No outside force ever threatens their blissful union, and even their past hurdles (they are a mixed race couple, Ruth cannot have children, Alex has unspecified self-confidence issues relating to his art) are dealt with largely in a couple of tidily compartmentalized flashback scenes, and never referred to again. “We’re not having a discussion,” Ruth says in a rare moment of petulance, “We’re having an argument!” But of course they are not — in the permanently golden-hued Brooklyn they live in, where everyone says hello (seriously, why would anyone leave this Nirvana?), no argument is ever more than an adorable little kitten sneeze of a tiff.
We’re all for the positive portrayal of late-in-life relationships, but make them this sappy and unrealistic, and, far from getting a joyful reaction from the older audience that’s the target here, you run the danger of depressing the hell out of them when they contrast their own lives with this frosted confection. What 40-year relationship can possibly be this ceaselessly forgiving and unendingly tender? What long-married couple still says things like, “Well, this seems to be something you really want,” to each other?
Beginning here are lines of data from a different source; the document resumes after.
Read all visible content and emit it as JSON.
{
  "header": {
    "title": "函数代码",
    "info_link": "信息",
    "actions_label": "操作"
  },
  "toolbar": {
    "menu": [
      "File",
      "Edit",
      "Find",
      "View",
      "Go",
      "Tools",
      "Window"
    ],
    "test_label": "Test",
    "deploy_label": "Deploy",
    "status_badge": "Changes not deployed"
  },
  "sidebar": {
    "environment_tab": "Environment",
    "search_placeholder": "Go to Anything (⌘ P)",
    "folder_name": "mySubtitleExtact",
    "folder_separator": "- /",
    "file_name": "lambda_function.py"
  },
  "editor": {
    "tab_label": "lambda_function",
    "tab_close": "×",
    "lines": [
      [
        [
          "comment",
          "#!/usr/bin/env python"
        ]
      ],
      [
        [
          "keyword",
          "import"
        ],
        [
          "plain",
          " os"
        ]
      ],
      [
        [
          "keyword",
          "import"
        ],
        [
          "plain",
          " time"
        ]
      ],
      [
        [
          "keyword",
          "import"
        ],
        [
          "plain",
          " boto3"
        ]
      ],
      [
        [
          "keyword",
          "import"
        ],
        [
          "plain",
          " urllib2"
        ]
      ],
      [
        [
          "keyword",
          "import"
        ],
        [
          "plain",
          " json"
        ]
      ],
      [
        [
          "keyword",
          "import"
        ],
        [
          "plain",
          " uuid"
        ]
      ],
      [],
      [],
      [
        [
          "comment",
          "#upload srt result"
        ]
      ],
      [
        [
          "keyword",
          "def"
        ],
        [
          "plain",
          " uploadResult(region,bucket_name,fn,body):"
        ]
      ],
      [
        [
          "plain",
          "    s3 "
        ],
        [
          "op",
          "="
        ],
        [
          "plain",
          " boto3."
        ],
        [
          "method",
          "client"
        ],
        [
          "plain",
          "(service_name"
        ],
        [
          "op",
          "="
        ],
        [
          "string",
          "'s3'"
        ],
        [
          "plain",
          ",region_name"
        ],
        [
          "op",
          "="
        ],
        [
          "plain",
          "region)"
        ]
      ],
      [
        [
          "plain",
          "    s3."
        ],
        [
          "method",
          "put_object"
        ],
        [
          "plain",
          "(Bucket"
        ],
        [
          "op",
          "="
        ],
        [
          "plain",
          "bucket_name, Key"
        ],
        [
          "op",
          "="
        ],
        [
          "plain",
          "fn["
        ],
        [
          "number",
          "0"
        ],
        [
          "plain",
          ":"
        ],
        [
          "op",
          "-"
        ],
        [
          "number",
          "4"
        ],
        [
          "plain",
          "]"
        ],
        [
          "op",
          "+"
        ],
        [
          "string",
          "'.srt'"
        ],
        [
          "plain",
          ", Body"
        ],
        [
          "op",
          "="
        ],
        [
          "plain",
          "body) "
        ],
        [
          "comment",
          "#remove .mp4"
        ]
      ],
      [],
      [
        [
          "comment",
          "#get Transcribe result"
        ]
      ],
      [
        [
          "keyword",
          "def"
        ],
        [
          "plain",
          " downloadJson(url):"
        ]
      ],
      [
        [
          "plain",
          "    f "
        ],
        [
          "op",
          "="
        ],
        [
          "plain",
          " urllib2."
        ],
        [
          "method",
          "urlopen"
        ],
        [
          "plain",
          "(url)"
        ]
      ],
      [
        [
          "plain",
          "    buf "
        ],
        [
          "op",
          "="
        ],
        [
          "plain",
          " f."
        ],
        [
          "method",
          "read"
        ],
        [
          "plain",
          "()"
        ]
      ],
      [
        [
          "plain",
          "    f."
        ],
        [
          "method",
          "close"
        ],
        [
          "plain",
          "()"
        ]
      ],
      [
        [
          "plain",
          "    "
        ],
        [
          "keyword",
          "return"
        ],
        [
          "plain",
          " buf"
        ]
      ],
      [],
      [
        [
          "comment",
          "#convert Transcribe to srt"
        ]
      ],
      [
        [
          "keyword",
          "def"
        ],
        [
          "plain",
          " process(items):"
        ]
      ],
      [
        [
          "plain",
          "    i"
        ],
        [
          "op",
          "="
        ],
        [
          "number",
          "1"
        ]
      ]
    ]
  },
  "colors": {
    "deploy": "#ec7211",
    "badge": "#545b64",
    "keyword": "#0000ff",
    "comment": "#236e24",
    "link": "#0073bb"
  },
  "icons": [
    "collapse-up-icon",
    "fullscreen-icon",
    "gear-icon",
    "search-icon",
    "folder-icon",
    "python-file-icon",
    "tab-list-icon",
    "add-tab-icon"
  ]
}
What two older people, who have spent most of their lives together, still so incessantly seek advice, permission, sanction, approval from each other? Still so incessantly chat? Ruth and Alex are infinitely, constantly revealing themselves to each other like mutual mysteries, with each in turn being infinitely, constantly delighted by the other’s latest banal revelation. I mean really? Still? After 40 years?
Loncraine has one terrific credit to his name, in the Ian McKellan-starring adaptation of “Richard III,” but he is also responsible for sludge like “Firewall” and “Wimbledon.” “5 Flights Up” is definitely in the latter category, no matter how much Keaton and Freeman sell the sap. Without even the teeth (and that’s not a crack about dentures) to make a proper point about gentrification, other than it’s something that happens and makes Morgan Freeman’s voiceover go all wistful, without contending with any actual issues about aging, and certainly without anything new to say about, of all things, media-led terrorism scares which form an undercooked subplot, the film amounts to little more than one long humblebrag about how awesome the central relationship is, and how late-life togetherness is nice. “Ruth & Alex,” its title before its recent change to “5 Flights Up,” actually feels much more appropriate, because more than its limp story, and more than its cast, who do more with it than they should, it is a film that stars that ampersand. [C-]
This is an edited reprint of our review from the 2015 Goteborg Film Festival.